Optimizing Arsenic Therapy by Selectively Targeting Leukemia Cells

Arsenic, in the simple form of arsenic trioxide, is currently marketed for the treatment of acute promyelocytic leukemia. Due to the multifaceted mechanisms of action of arsenic, it has also shown promise in other types of leukemias but is hindered by its toxic effects toward normal cells. This research has aimed to determine whether tumor-homing peptide complexes of arsenic can be designed and developed to strategically target specific cancers. The end goal is to achieve dose reduction and decreased side effects of the resultant arsenic therapeutic agent. In this article, we present the synthesis, characterization, and stability studies of a new class of As-peptide complexes designed to target leukemia. In vitro biological studies of the most stable complex show 1000 times greater toxicity toward leukemia cells over human blood cells, indicating potential for progression to in vivo studies.

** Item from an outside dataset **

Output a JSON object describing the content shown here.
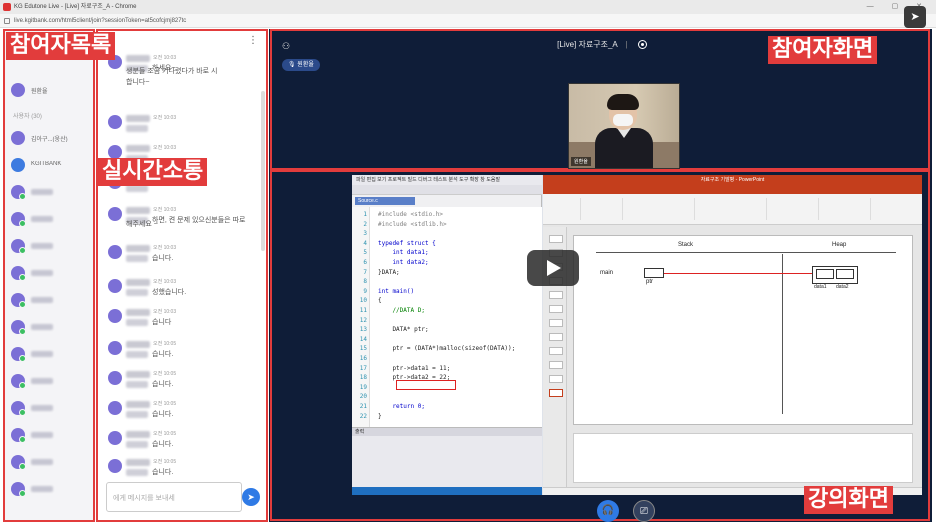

以三氧化二砷（arsenic trioxide）为单一活性形式的砷制剂，目前已被批准用于急性早幼粒细胞白血病的治疗。鉴于砷的作用机制具有多效性，其在其他白血病亚型中也展现出应用前景，但因对正常细胞存在毒性作用而制约了临床拓展。本研究旨在探索能否设计并构建砷的肿瘤归巢肽（tumor-homing peptide）复合物，以实现对特定癌症的靶向递送。本研究的最终目标是降低此类砷基治疗药物的给药剂量并减轻其毒副作用。本文报道了一类新型靶向白血病的砷-肽复合物的合成、表征与稳定性研究。对其中稳定性最优的复合物开展的体外生物学实验结果显示，其对白血病细胞的毒性强度为人血细胞的1000倍，表明该复合物具备推进至体内实验研究的潜力。